1987 disappearance of American teenager

Jennifer Lynn "Jenny" Pandos (born October 29, 1971) is an American teenager who disappeared from Williamsburg, Virginia in 1987.

==Disappearance==
On the morning of February 10, 1987 Jenny's parents had entered her room to find her missing. Her purse was gone, but all her other belongings, including her coat, were left behind. A note had been left behind that said, "Your daughter's with me. She's fine. She's having some problems and needs some time away." which switched to "I'm fine. I just need time to think. Both of you, please go to work tomorrow ‘cause I will try to call you. I won't call you at home, only at one of y'all's work. Do not call the police. I can easily find out if you do. I may never come back home. Don't tell my friends about this. Just tell them that I'm sick."

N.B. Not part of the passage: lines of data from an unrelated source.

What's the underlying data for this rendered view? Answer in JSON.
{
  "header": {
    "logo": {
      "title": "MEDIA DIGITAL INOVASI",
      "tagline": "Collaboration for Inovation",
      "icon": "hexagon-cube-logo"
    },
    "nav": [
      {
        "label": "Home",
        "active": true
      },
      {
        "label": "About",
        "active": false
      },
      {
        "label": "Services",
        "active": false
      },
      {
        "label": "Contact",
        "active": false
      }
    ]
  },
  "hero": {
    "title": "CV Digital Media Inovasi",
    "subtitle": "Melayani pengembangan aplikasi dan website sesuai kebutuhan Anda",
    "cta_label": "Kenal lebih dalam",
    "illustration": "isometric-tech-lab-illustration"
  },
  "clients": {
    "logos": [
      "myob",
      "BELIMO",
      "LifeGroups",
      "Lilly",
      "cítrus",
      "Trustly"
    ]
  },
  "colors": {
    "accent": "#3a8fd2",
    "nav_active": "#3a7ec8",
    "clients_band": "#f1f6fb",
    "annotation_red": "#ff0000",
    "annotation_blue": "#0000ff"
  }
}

Jenny's brother believed that their parents may have had something to do with her disappearance. He says their father was abusive, and he thinks their story is suspicious. He appeared in a documentary about it called Burden of Proof. Burden of Proof eventually highlighted another suspect, Jenny's boyfriend at the time, Tony Tobler. Jenny and Tony were said to have a very intense relationship, and in the past, Jenny had got pregnant with his child and had an abortion.

==Aftermath==
In 1991 a deceased unidentified woman was found in Virginia and thought to have been Pandos, but this was proven false. A documentary about the case was released on HBO in June 2023.